The bill (which I do not endorse) is focused on threats to critical infrastructure and other natsec considerations from designated foreign enemies. Also, it's just been introduced and might not go anywhere.

  • TravelTechGuy 3 years ago

    How to pass horrible bills:

    1. Stuff them with truly horrible ideas. 2. Wait for public to scream. 3. Remove half of the horrible ideas (keeping the core crap, like no FOIAs, privacy violations etc.) hidden and spread amongst hundreds of subparagraphs. 4. Present this is as "fair compromise". Convince idiots from both sides of the aisle that this is good for national security. 5. Pass the law. 6. Profit?

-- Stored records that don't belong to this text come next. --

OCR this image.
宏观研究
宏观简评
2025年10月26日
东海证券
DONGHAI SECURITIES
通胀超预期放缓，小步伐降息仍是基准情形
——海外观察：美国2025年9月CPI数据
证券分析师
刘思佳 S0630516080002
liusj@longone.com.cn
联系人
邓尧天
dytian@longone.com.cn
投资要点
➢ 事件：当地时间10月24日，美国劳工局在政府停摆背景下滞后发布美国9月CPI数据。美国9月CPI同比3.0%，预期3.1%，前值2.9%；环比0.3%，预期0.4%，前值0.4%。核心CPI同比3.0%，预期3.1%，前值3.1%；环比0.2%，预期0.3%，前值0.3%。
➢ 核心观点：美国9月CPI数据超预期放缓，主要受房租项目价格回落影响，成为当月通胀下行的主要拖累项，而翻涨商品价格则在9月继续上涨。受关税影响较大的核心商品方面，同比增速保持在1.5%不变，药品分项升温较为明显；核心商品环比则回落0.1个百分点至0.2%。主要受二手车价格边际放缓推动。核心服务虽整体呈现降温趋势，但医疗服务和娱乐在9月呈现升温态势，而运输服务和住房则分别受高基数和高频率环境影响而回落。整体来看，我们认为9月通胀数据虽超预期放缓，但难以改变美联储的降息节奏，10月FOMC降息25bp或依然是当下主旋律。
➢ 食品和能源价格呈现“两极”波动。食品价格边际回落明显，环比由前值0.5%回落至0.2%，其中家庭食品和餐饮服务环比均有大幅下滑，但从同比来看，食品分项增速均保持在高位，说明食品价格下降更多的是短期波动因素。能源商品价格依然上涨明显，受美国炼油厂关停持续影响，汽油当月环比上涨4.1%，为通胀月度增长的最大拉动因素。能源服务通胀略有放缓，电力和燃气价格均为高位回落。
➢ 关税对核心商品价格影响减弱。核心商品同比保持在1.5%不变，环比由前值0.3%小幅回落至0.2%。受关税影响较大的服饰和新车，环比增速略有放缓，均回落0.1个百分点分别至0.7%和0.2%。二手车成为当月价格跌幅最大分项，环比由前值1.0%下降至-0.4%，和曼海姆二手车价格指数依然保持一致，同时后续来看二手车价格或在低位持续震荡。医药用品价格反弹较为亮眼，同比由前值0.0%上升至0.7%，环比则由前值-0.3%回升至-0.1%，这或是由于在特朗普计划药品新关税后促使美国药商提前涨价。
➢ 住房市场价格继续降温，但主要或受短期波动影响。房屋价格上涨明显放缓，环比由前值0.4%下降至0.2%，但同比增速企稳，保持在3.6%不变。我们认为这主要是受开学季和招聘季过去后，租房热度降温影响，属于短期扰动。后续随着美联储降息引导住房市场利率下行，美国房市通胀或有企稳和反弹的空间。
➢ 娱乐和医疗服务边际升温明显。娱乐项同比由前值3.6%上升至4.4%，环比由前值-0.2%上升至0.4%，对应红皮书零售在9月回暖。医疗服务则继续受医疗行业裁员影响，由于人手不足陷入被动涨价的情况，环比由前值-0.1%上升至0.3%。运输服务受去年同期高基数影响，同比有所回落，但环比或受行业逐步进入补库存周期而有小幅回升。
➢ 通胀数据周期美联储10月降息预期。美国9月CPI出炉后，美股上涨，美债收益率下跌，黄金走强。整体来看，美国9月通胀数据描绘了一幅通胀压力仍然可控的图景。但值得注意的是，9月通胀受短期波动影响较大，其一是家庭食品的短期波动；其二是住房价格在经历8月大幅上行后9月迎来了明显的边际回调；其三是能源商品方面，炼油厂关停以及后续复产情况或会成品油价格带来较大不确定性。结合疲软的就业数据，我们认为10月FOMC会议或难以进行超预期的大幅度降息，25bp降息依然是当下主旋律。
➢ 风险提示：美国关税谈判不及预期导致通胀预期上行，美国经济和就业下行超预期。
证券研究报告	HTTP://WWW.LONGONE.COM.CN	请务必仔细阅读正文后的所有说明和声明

    • walterbell 3 years ago

      Competitive LLM reviewers, trained on opinionated data and case law, will change the denial-of-Congress landscape of legislative complexity.

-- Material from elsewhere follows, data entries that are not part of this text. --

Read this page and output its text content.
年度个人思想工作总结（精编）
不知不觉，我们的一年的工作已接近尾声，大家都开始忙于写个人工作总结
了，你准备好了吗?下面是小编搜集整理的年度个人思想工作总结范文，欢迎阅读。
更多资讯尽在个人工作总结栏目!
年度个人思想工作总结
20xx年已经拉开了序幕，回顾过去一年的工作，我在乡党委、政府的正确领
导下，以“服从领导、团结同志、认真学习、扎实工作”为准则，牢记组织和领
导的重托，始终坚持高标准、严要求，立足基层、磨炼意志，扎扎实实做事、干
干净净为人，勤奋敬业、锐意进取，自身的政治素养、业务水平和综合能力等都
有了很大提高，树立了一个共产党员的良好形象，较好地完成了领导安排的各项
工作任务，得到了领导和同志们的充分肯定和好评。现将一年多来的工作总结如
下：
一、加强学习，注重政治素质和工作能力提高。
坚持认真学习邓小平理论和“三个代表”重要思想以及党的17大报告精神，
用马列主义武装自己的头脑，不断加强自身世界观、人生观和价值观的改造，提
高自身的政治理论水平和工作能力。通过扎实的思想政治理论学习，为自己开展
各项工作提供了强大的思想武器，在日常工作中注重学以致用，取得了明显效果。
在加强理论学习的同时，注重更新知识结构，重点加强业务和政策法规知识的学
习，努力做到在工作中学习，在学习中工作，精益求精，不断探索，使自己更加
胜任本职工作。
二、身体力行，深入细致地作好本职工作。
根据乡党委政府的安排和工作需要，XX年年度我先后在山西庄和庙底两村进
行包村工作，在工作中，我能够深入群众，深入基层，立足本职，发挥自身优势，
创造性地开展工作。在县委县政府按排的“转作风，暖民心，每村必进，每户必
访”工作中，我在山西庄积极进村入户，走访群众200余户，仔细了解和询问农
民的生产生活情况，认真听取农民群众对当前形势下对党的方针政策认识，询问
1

      • qbrass 3 years ago

        "We're disregarding public comment over the matter after discovering the majority of the comments were from Russian bots."

  • matrix12 3 years ago

    But we've seen hyperbole become the status quo oh too often. Abuse will happen, and to the extent and beyond the limits of any new bills. Give them the power, and they will assuredly misuse it.

    • anigbrowl 3 years ago

      I'm saying the description of it is wildly hyperbolic, to the point of being deceptive. Again, this is not an endorsement of the bill.

  • ori_b 3 years ago

    > Also, it's just been introduced and might not go anywhere.

    The way to prevent it from going somewhere is by raising the alarm loudly. Possibly also by lobbying for legislation that enshrines existing rights.

  • eaurouge 3 years ago

    I haven't read the bill.

    But, "critical infrastructure", "natsec considerations", "foreign enemies", are such vague terms, that could be stretched to cover all sorts of unforeseen circumstances.

    • anigbrowl 3 years ago

      Go read it then, instead of judging it by a few phrases I wrote. I didn't have time to write an explainer essay today.